Paroles d'experts
La vessie plus vulnérable à la ménopause

Les infections urinaires sont plus fréquentes en période de ménopause. Des conseils de prévention à retenir et une petite baie d’Amérique à découvrir.

Dr Philippe Colls
Médecin urologue (Nantes)
Naturactive : – Quelle est l’incidence de la ménopause sur les infections urinaires ?
Dr Colls : – Les changements hormonaux induisent une transformation importante au niveau vaginal. On constate une perte de trophicité, donc une sécheresse de la muqueuse, ainsi qu’une modification de la flore locale. Or cette flore fait partie du système de défense naturel de l’organisme féminin. Son déséquilibre permet l’installation de germes pathogènes, susceptibles de proliférer et de contaminer la vessie.
– Comment lutter contre la sécheresse vaginale ?
– En dehors du traitement hormonal par voie orale, préconisé en l’absence d’antécédents de cancer hormono-dépendant, on peut recourir à l’application de trophiques locaux. La phytothérapie propose de nombreuses solutions permettant d’améliorer l’état de la muqueuse.
– Existe-t-il d’autres facteurs en cause ?

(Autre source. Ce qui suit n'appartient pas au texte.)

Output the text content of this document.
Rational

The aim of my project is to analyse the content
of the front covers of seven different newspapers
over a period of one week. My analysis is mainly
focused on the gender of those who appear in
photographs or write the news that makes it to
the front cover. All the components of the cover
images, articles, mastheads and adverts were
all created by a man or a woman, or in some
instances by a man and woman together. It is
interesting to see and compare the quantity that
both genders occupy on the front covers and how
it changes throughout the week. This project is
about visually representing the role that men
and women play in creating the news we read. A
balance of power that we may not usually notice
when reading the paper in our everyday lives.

– L’anatomie peut se modifier, en particulier chez les personnes corpulentes. La proximité de l’urètre et du vagin s’accentue, ce qui augmente de façon problématique la prédisposition féminine aux infections.
– Quels sont les symptômes qui amènent les femmes à consulter ?

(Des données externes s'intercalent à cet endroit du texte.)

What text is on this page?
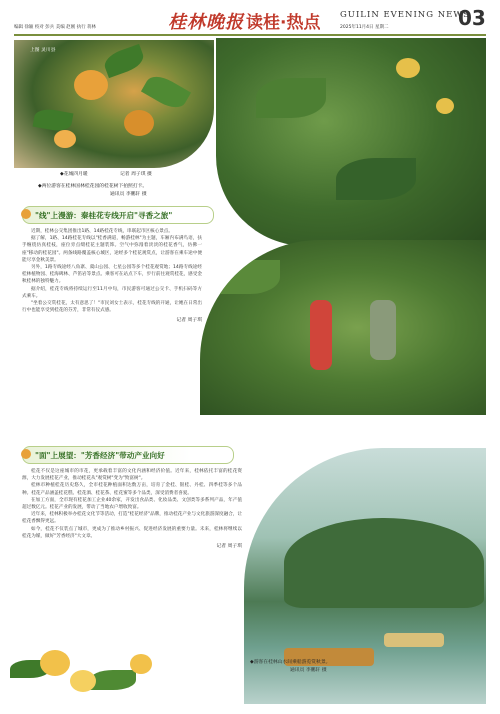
编辑 徐颖 校对 彭兵 美编 赵刚 执行 蒋林	桂林晚报 读桂·热点 GUILIN EVENING NEWS
2025年11月4日 星期二	03
上图 灵川县
◆花城四月暖	记者 周子琪 摄
◆两位游客在桂林国林桂花园的桂花树下拍照打卡。
通讯员 李鹏轩 摄
"线"上漫游：秦桂花专线开启"寻香之旅"

近期，桂林公交集团推出1路、14路桂花专线，串联起市区核心景点。

据了解，1路、14路桂花专线以"桂香满道，畅游桂林"为主题，车厢内布满鸟语，扶手缠绕仿真桂枝，座位旁点缀桂花主题装饰。空气中弥漫着淡淡的桂花香气，仿佛一座"移动的桂花园"。两条线路覆盖核心城区，途经多个桂花观赏点，让游客在乘车途中便能尽享金秋美景。

另外，1路专线途经八角寨、虞山公园、七星公园等多个桂花观赏地；14路专线途经桂林植物园、桂海碑林、芦笛岩等景点。乘客可在站点下车，步行前往观赏桂花，感受金秋桂林的独特魅力。

据介绍，桂花专线将持续运行至11月中旬，市民游客可通过公交卡、手机扫码等方式乘车。

"坐着公交赏桂花，太有意思了！"市民刘女士表示，桂花专线的开通，让她在日常出行中也能享受到桂花的芬芳，非常有仪式感。

记者 周子琪

"面"上展望："芳香经济"带动产业向好

桂花不仅是这座城市的市花，更承载着丰富的文化内涵和经济价值。近年来，桂林依托丰富的桂花资源，大力发展桂花产业，推动桂花从"观赏树"变为"致富树"。

桂林市种植桂花历史悠久，全市桂花种植面积达数万亩，培育了金桂、银桂、丹桂、四季桂等多个品种。桂花产品涵盖桂花糕、桂花酒、桂花茶、桂花蜜等多个品类，深受消费者喜爱。

在加工方面，全市现有桂花加工企业40余家，开发出食品类、化妆品类、文创类等多系列产品，年产值超过数亿元。桂花产业的发展，带动了当地农户增收致富。

近年来，桂林积极举办桂花文化节等活动，打造"桂花经济"品牌，推动桂花产业与文化旅游深度融合，让桂花香飘得更远。

如今，桂花不仅装点了城市，更成为了推动乡村振兴、促进经济发展的重要力量。未来，桂林将继续以桂花为媒，做好"芳香经济"大文章。

记者 周子琪

◆游客在桂林山水间乘船游览赏秋景。
通讯员 李鹏轩 摄
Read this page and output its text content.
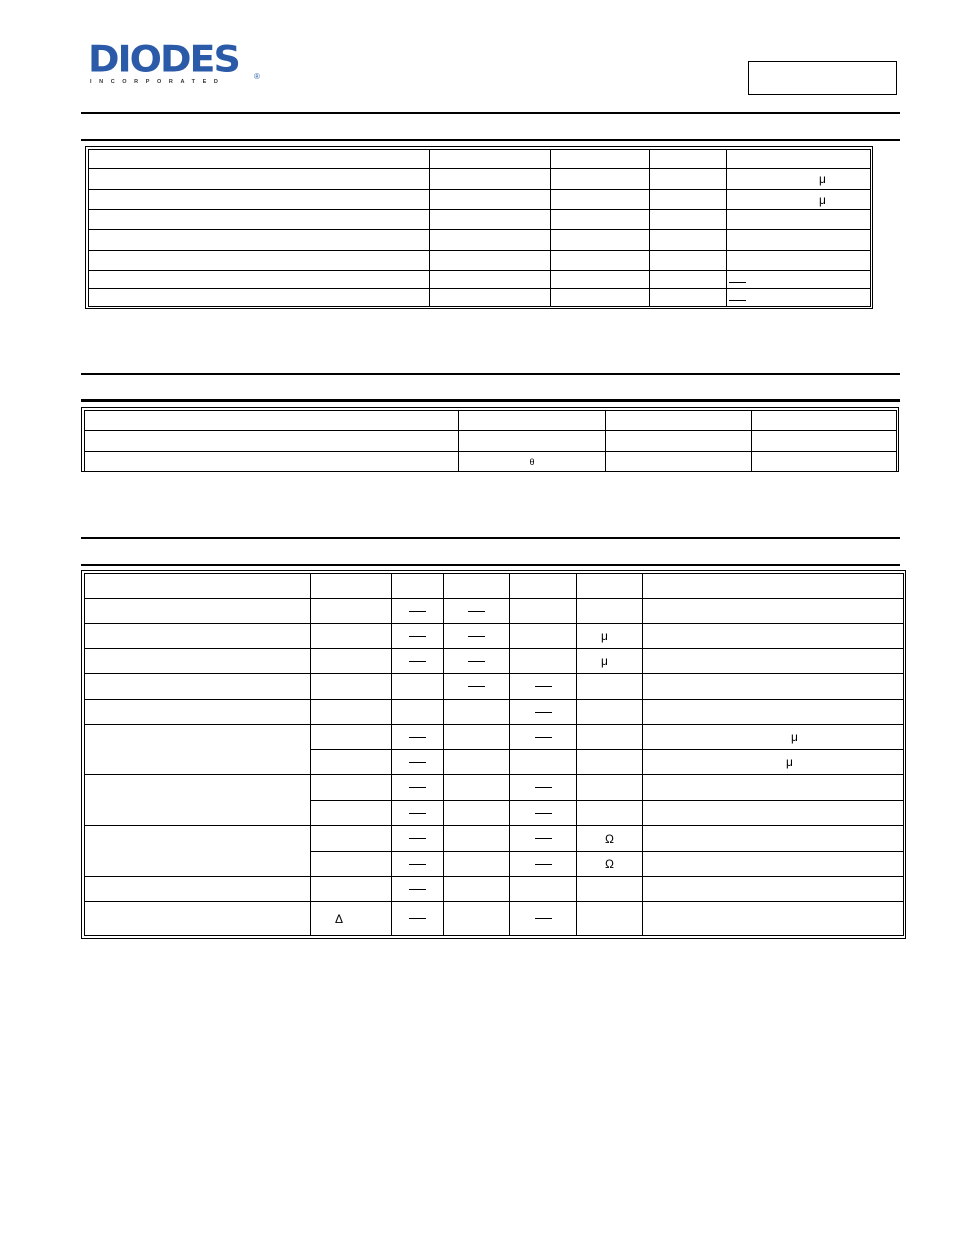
DIODES ®
INCORPORATED

				μ
				μ

	θ		

					μ	
					μ	

						μ
						μ

					Ω	
					Ω	

	Δ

– Les signes cliniques sont très divers. Les manifestations d’irritation sont bien connues. D’autres sont plus déguisées, comme les douleurs du pelvis et de la vessie. On découvre aussi des infections bactériennes sans symptômes. Cette contamination constitue une contre-indication pour une opération orthopédique, par exemple.
– Les récidives sont-elles fréquentes ?
– Oui, les rechutes peuvent être très rapprochées : moins d’un mois chez certaines patientes. Les colibacilles ont une très grande facilité à coloniser l’urothélium, tissu tapissant l’urètre et la vessie.

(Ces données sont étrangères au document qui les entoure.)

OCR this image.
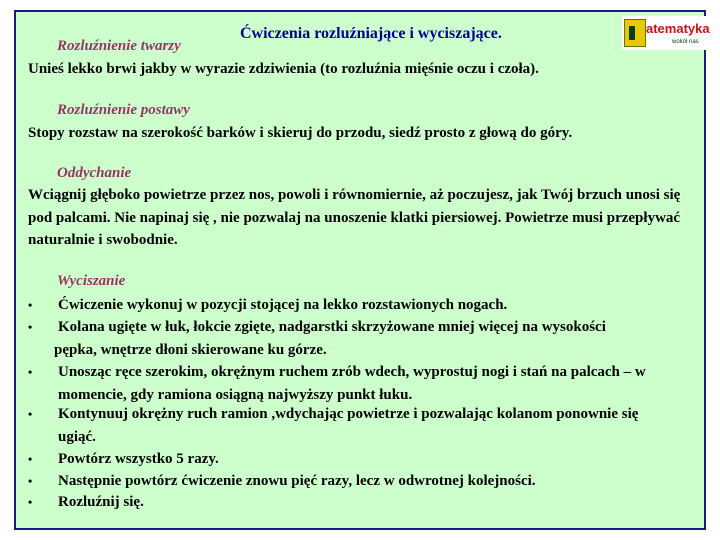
Ćwiczenia rozluźniające i wyciszające.	atematyka
wokół nas
Rozluźnienie twarzy
Unieś lekko brwi jakby w wyrazie zdziwienia (to rozluźnia mięśnie oczu i czoła).
Rozluźnienie postawy
Stopy rozstaw na szerokość barków i skieruj do przodu, siedź prosto z głową do góry.
Oddychanie
Wciągnij głęboko powietrze przez nos, powoli i równomiernie, aż poczujesz, jak Twój brzuch unosi się pod palcami. Nie napinaj się , nie pozwalaj na unoszenie klatki piersiowej. Powietrze musi przepływać naturalnie i swobodnie.
Wyciszanie
• Ćwiczenie wykonuj w pozycji stojącej na lekko rozstawionych nogach.
• Kolana ugięte w łuk, łokcie zgięte, nadgarstki skrzyżowane mniej więcej na wysokości pępka, wnętrze dłoni skierowane ku górze.
• Unosząc ręce szerokim, okrężnym ruchem zrób wdech, wyprostuj nogi i stań na palcach – w momencie, gdy ramiona osiągną najwyższy punkt łuku.
• Kontynuuj okrężny ruch ramion ,wdychając powietrze i pozwalając kolanom ponownie się ugiąć.
• Powtórz wszystko 5 razy.
• Następnie powtórz ćwiczenie znowu pięć razy, lecz w odwrotnej kolejności.
• Rozluźnij się.
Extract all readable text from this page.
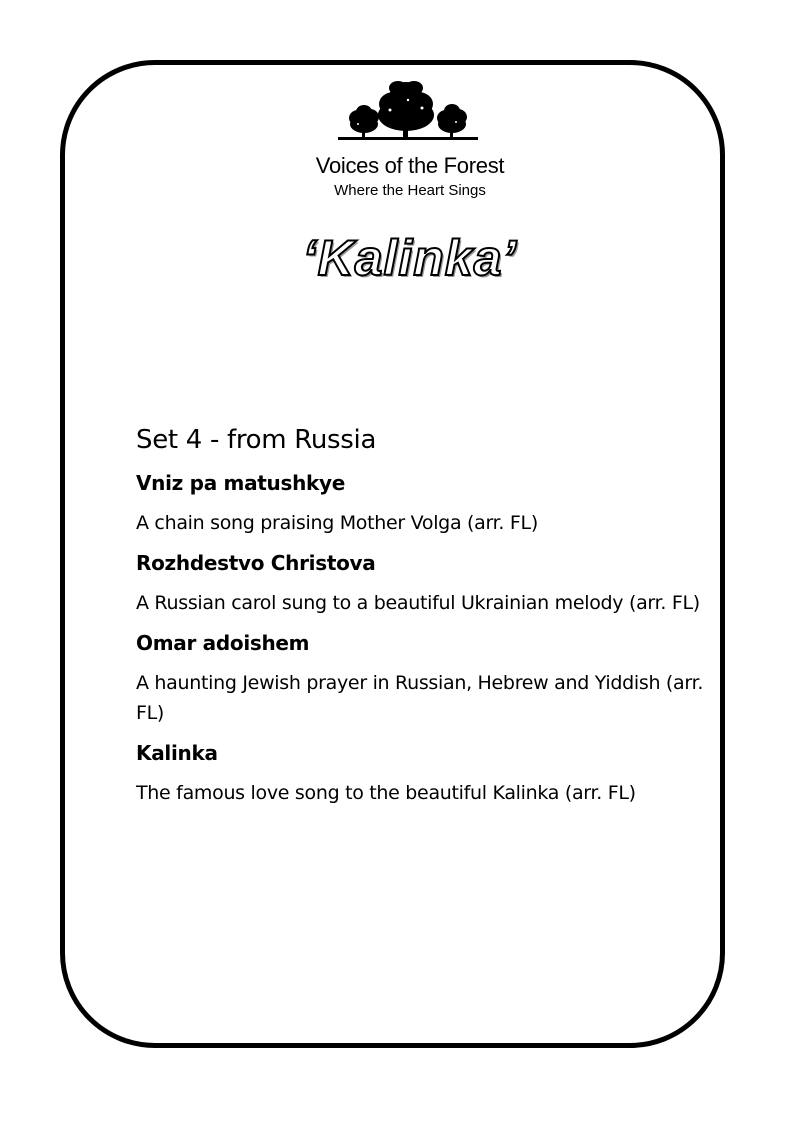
Voices of the Forest
Where the Heart Sings
‘Kalinka’
Set 4 - from Russia
Vniz pa matushkye
A chain song praising Mother Volga (arr. FL)
Rozhdestvo Christova
A Russian carol sung to a beautiful Ukrainian melody (arr. FL)
Omar adoishem
A haunting Jewish prayer in Russian, Hebrew and Yiddish (arr. FL)
Kalinka
The famous love song to the beautiful Kalinka (arr. FL)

– Quelles sont les possibilités de traitement ?
– L’action des antibiotiques est efficace, mais on se confronte à des phénomènes de résistances et à des effets secondaires. D’autre part, dans les cas difficiles, on court le risque de voir le problème devenir chronique.
– C’est alors que la phytothérapie intervient ?
– Oui, la phytothérapie est une alternative simple, sans risque d’effet indésirable. On propose donc un traitement d’entretien, sous forme de cures annuelles, de façon à ne jamais baisser la garde.
– Quelles sont les plantes préconisées ?
– La Busserole est chef de file des plantes aux propriétés antiseptiques et bactériostatiques. Leur utilisation permet de maintenir la prolifération bactérienne au dessous d’un seuil critique.
– Quel est le rôle de la Canneberge ?
– La Canneberge se positionne clairement en prévention. Ses propriétés anti-adhésines évitent la fixation des colibacilles aux parois de la vessie. Son emploi est à situer deux à trois mois après le traitement prophylactique, quand la vessie est bien décontaminée.
La Canneberge joue alors un rôle protecteur fort, pour empêcher une nouvelle colonisation.
– Comment la prendre ?
– Là encore, en cures régulières, tous les deux ou trois mois. La forme en sticks diluables permet d’apporter une hydratation supplémentaire.
– Il est important de boire beaucoup d’eau ?
– Oui, le meilleur moyen de défense naturelle est l’hydratation, suivie d’une vidange régulière de la vessie. Il est raisonnable de boire 1 litre 1/2 dans la journée.
– Vous incitez vos patientes à une prise en charge responsable…
– Oui, notamment en luttant contre la constipation. En effet, la stagnation des coliformes dans le côlon favorise les récidives. On conseille une alimentation riche en fibres, complétée par des probiotiques adaptés.